Recently, I tried to configure Veeam Backup and Replication for Azure. When trying to let Veeam configure the Azure app and its privileges automatically, it failed (probably due to some MFA requirment or other restrictions in the Azure environment), Instead, I tried to create the Azure app manually, and assigning all the required privileges on my own, but always ended up with errors like “No Microsoft Azure subscriptions found” and “Failed to create an account: One or more errors occurred”.
After reading through a lot of documentation, both from Veeam and Microsoft, I managed to create an Azure app and assigning it the right set of privileges.
In Entra ID (https://entra.microsoft.com), sign in with an admin account and go to “Applications”, “Enterprise applications”, and “New application”.
Click on “Create your own application”, give it a name (e.g., “Veeam Backup for Azure”), make sure “Non-gallery” is selected, and click on “Create”.
Now, go back to the Entra ID portal, go to “Applications”, “App registrations”, “All applications” and open your newly created app.
Note the “Application (client) ID” and the “Directory (tenant) ID”. Those will be needed later.
Continue to “Certificates & Secrets”, “Client secrets”, and click on “New client secret”.

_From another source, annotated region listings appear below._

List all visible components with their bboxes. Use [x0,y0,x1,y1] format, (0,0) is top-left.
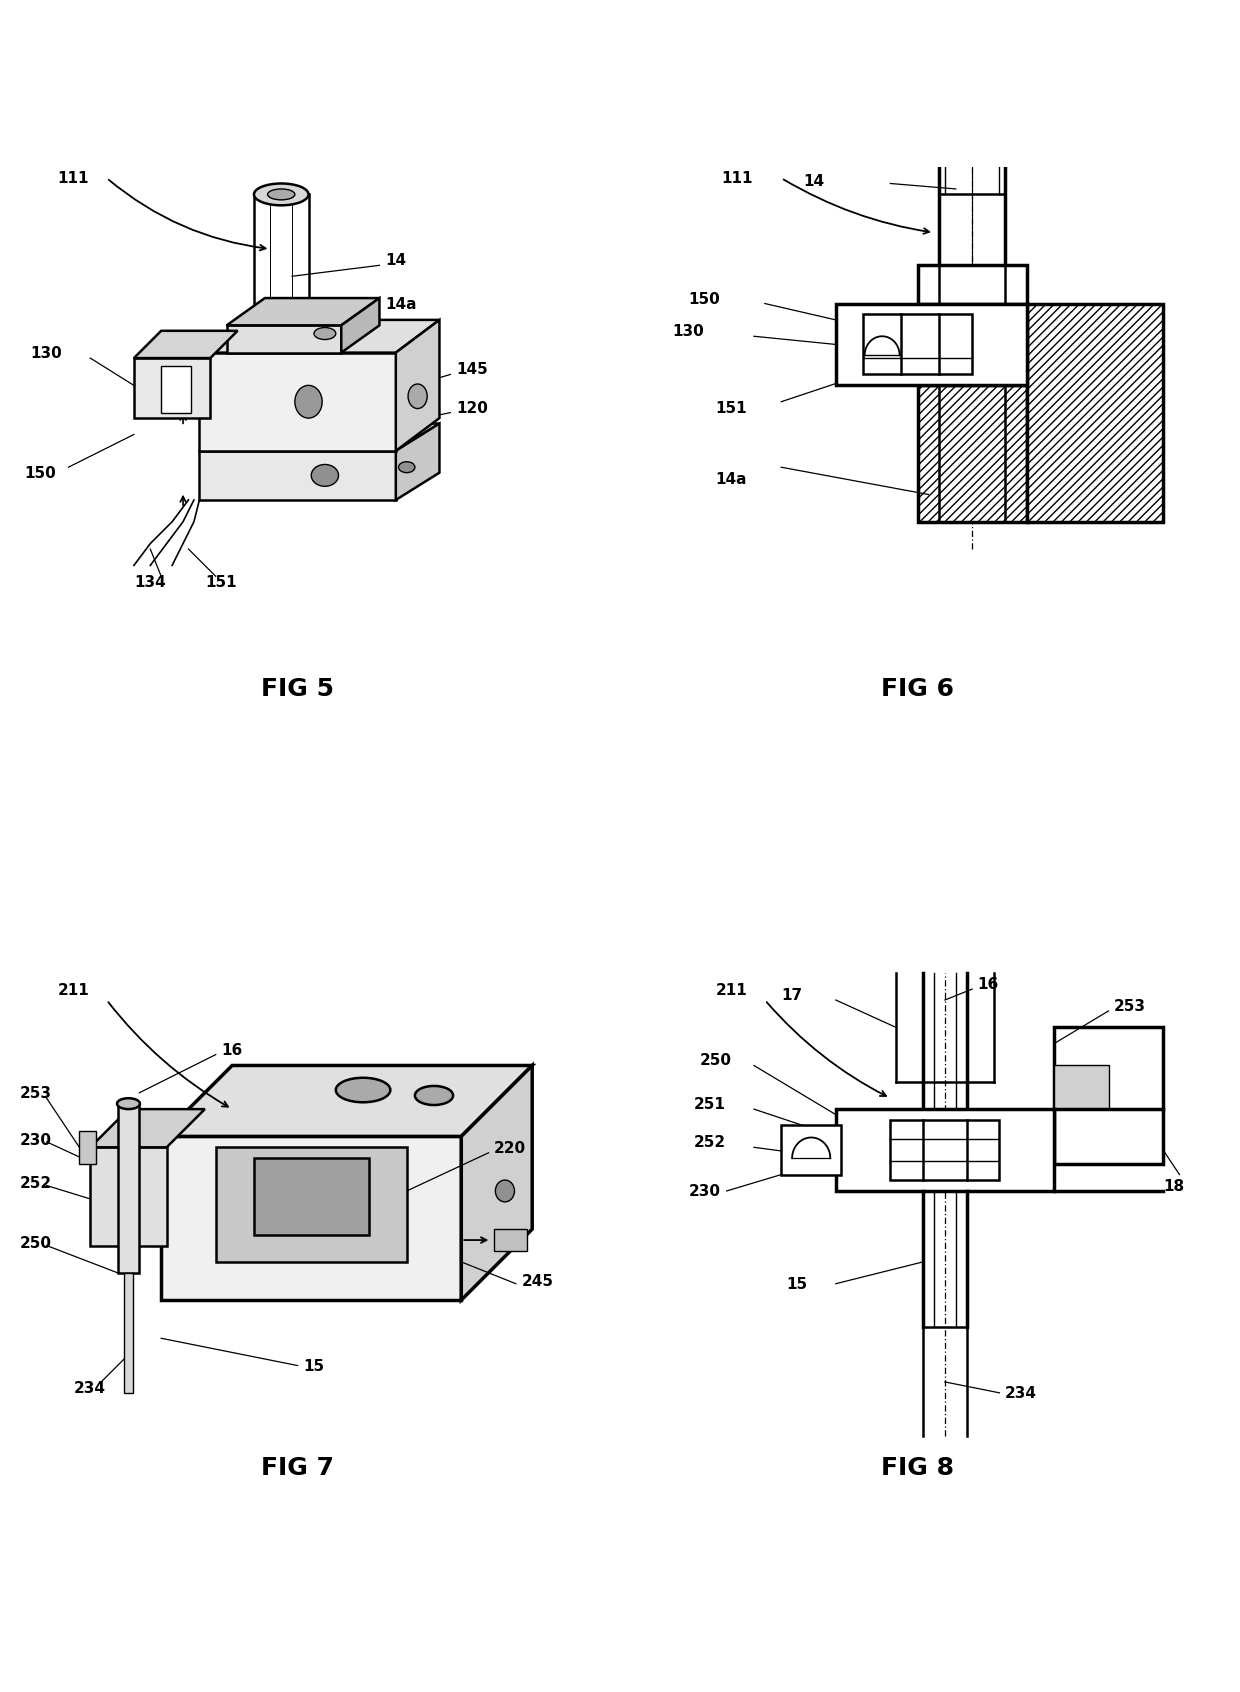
Text: 120: 120 [456,401,487,416]
Ellipse shape [415,1086,453,1105]
Polygon shape [118,1103,139,1272]
Text: FIG 7: FIG 7 [262,1455,334,1480]
Polygon shape [254,1159,368,1235]
Polygon shape [216,1147,407,1262]
Text: 211: 211 [57,983,89,998]
Text: 252: 252 [694,1135,727,1151]
Polygon shape [200,423,439,450]
Ellipse shape [254,183,309,205]
Text: 134: 134 [134,575,166,591]
Polygon shape [890,1120,999,1179]
Text: 16: 16 [221,1042,243,1058]
Text: 145: 145 [456,362,487,377]
Ellipse shape [295,386,322,418]
Text: 14a: 14a [384,298,417,311]
Polygon shape [494,1228,527,1250]
Text: 252: 252 [20,1176,52,1191]
Text: 16: 16 [977,976,999,992]
Polygon shape [1054,1066,1109,1110]
Text: 18: 18 [1163,1179,1184,1195]
Polygon shape [396,423,439,499]
Ellipse shape [268,190,295,200]
Ellipse shape [336,1078,391,1101]
Text: 150: 150 [688,291,720,306]
Text: 251: 251 [694,1096,725,1112]
Polygon shape [161,365,191,413]
Text: 250: 250 [20,1237,51,1252]
Polygon shape [781,1125,841,1174]
Polygon shape [161,1066,532,1137]
Polygon shape [227,298,379,325]
Polygon shape [836,1110,1054,1191]
Text: 14a: 14a [715,472,748,487]
Text: 130: 130 [672,325,704,340]
Text: 111: 111 [57,171,89,186]
Text: 151: 151 [715,401,748,416]
Text: 211: 211 [715,983,748,998]
Polygon shape [341,298,379,352]
Polygon shape [134,359,211,418]
Text: 230: 230 [20,1132,51,1147]
Text: 245: 245 [521,1274,553,1289]
Text: 15: 15 [303,1359,324,1374]
Text: 253: 253 [1114,998,1146,1014]
Text: 234: 234 [74,1381,105,1396]
Polygon shape [227,325,341,352]
Text: 130: 130 [30,347,62,360]
Text: 14: 14 [384,254,405,269]
Polygon shape [836,303,1027,386]
Polygon shape [134,332,238,359]
Ellipse shape [117,1098,140,1110]
Text: 14: 14 [804,174,825,190]
Polygon shape [1027,303,1163,521]
Polygon shape [124,1272,133,1393]
Polygon shape [161,1137,461,1299]
Text: 150: 150 [25,465,57,481]
Polygon shape [200,450,396,499]
Polygon shape [91,1147,166,1245]
Text: FIG 8: FIG 8 [882,1455,954,1480]
Text: FIG 5: FIG 5 [262,677,334,702]
Polygon shape [200,352,396,450]
Polygon shape [918,266,1027,303]
Polygon shape [396,320,439,450]
Ellipse shape [496,1179,515,1201]
Text: 17: 17 [781,988,802,1003]
Text: 111: 111 [722,171,753,186]
Text: 250: 250 [699,1054,732,1068]
Ellipse shape [408,384,427,408]
Text: FIG 6: FIG 6 [882,677,954,702]
Polygon shape [79,1130,95,1164]
Text: 253: 253 [20,1086,51,1101]
Ellipse shape [311,465,339,486]
Text: 234: 234 [1004,1386,1037,1401]
Text: 220: 220 [494,1140,526,1156]
Polygon shape [91,1110,205,1147]
Text: 151: 151 [205,575,237,591]
Polygon shape [200,320,439,352]
Ellipse shape [314,328,336,340]
Text: 230: 230 [688,1184,720,1200]
Text: 15: 15 [786,1277,807,1293]
Polygon shape [863,315,972,374]
Polygon shape [1054,1027,1163,1164]
Polygon shape [461,1066,532,1299]
Ellipse shape [398,462,415,472]
Polygon shape [918,386,1027,521]
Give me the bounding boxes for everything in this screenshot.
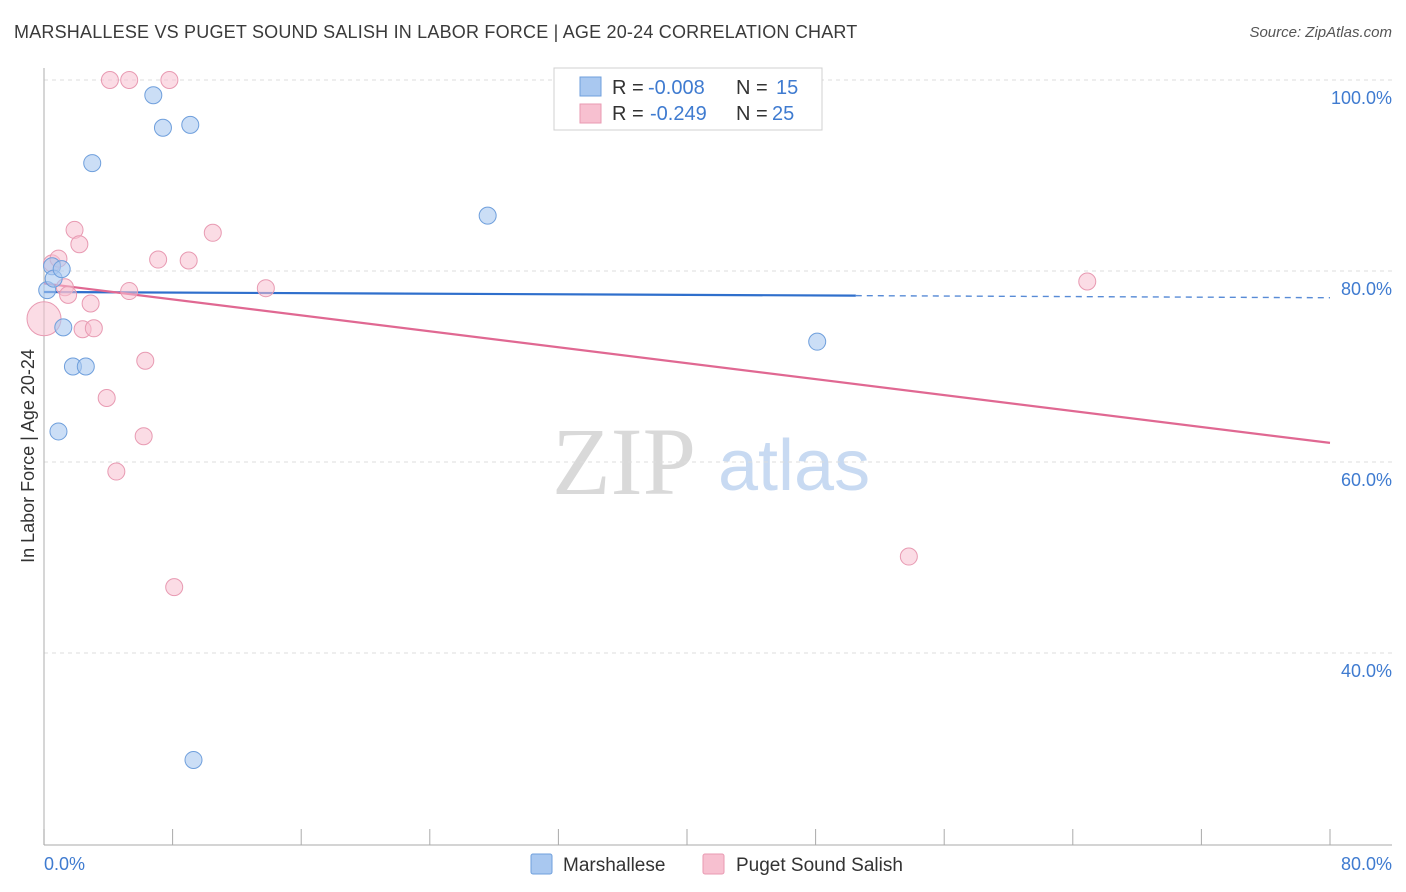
data-points xyxy=(26,71,1097,769)
legend-r-label-2: R = xyxy=(612,103,644,125)
point-puget-sound-salish xyxy=(203,223,222,242)
series-legend: Marshallese Puget Sound Salish xyxy=(530,853,903,876)
legend-n-label-1: N = xyxy=(736,77,768,99)
point-marshallese xyxy=(184,750,203,769)
point-marshallese xyxy=(54,318,73,337)
trend-lines xyxy=(43,282,1331,444)
correlation-legend: R = -0.008 N = 15 R = -0.249 N = 25 xyxy=(553,67,823,131)
point-marshallese xyxy=(808,332,827,351)
bottom-legend-swatch-puget xyxy=(702,853,725,875)
y-tick-label-100: 100.0% xyxy=(1331,88,1392,108)
point-puget-sound-salish xyxy=(134,427,153,446)
axes xyxy=(43,68,1392,846)
watermark-atlas: atlas xyxy=(718,426,870,506)
bottom-legend-label-marshallese: Marshallese xyxy=(563,855,665,876)
point-marshallese xyxy=(52,260,71,279)
legend-r-label-1: R = xyxy=(612,77,644,99)
bottom-legend-swatch-marshallese xyxy=(530,853,553,875)
trend-line-puget-sound-salish xyxy=(43,282,1331,444)
chart-title: MARSHALLESE VS PUGET SOUND SALISH IN LAB… xyxy=(14,22,858,42)
point-puget-sound-salish xyxy=(256,279,275,298)
point-puget-sound-salish xyxy=(97,389,116,408)
point-puget-sound-salish xyxy=(120,71,139,89)
point-puget-sound-salish xyxy=(165,578,184,597)
point-marshallese xyxy=(144,86,163,105)
x-tick-label-min: 0.0% xyxy=(44,854,85,874)
point-puget-sound-salish xyxy=(149,250,168,269)
point-puget-sound-salish xyxy=(160,71,179,89)
y-tick-label-60: 60.0% xyxy=(1341,470,1392,490)
legend-n-value-2: 25 xyxy=(772,103,794,125)
point-marshallese xyxy=(49,422,68,441)
y-axis-title: In Labor Force | Age 20-24 xyxy=(18,349,38,563)
bottom-legend-label-puget: Puget Sound Salish xyxy=(736,855,903,876)
point-puget-sound-salish xyxy=(899,547,918,566)
legend-swatch-marshallese xyxy=(579,76,602,97)
point-puget-sound-salish xyxy=(81,294,100,313)
y-tick-label-40: 40.0% xyxy=(1341,661,1392,681)
point-marshallese xyxy=(153,118,172,137)
point-marshallese xyxy=(76,357,95,376)
legend-swatch-puget xyxy=(579,103,602,124)
point-puget-sound-salish xyxy=(1078,272,1097,291)
point-puget-sound-salish xyxy=(70,235,89,254)
point-puget-sound-salish xyxy=(84,319,103,338)
point-marshallese xyxy=(83,154,102,173)
legend-r-value-1: -0.008 xyxy=(648,77,705,99)
legend-r-value-2: -0.249 xyxy=(650,103,707,125)
point-puget-sound-salish xyxy=(179,251,198,270)
legend-n-value-1: 15 xyxy=(776,77,798,99)
trend-line-marshallese xyxy=(43,290,856,297)
point-marshallese xyxy=(478,206,497,225)
trend-line-marshallese-extension xyxy=(855,294,1331,299)
legend-n-label-2: N = xyxy=(736,103,768,125)
point-puget-sound-salish xyxy=(100,71,119,89)
point-puget-sound-salish xyxy=(59,285,78,304)
source-label: Source: ZipAtlas.com xyxy=(1249,24,1392,41)
point-puget-sound-salish xyxy=(136,351,155,370)
point-marshallese xyxy=(181,115,200,134)
point-puget-sound-salish xyxy=(120,282,139,301)
point-puget-sound-salish xyxy=(107,462,126,481)
y-tick-label-80: 80.0% xyxy=(1341,279,1392,299)
x-tick-label-max: 80.0% xyxy=(1341,854,1392,874)
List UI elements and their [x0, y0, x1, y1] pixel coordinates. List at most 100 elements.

Enter a description (e.g., “Veeam”), select an approperiate validation period, click on “Add”, and note the secret’s “Value”. This will be needed later.
So far no problem. This is rather a standard approach when creating an app. Now the tricky part. Normally, you would add some API permissions for the application, but for Veeam, built-in Azure roles must be added to the application. Roles (e.g., “Owner”) are something you usually assigns to a user.
Now, in the Azure Portal (https://portal.azure.com), go to Subscriptions, open your subscription, click on “Access control (IAM)”, “Add”, and “Add role assignment”.
According to Veeams documentation, “Contributor” and “Key Vault Crypto Officer” roles are needed. Start with the “Contributor” role on the “Privileged administrator roles” tab.
Now the tricky part. As said earlier, roles are normally only assigned to users. Go to the “Members” tab and click on “Select members”.
Only users and groups are selectable.
This is where I got lost, but apparently all you need to do is search for the application created earlier (e.g., “Veeam Backup for Azure”).
Now do the same but for “Key Vault Crypto Officer” under the “Job function roles” tab.
Now over to Veeam and add your app’s credentials (“Credentials & Password” -> “Add” -> “Microsoft Azure compute account”).
Choose “Use the existing account”.
Enter the information noted earlier and click on “Next”.
You should now be able to proceed adding your Azure infrastructure to Veeam. In my case, I do everything manual – even creating the backup applicance. Under “Backup Infrastructure” and “Managed Servers”, click on “Add Server” and select “Veeam cloud-native backup appliance and “Veeam Backup for Microsoft Azure”.
Choose to “Depoloy a new applicance” and click on “Next”.
Select your newly created cloud credentials and click on “Next” again.
Now you should be able to select your subscription, data center location, and resource group, and continuing deploying your backup appliance.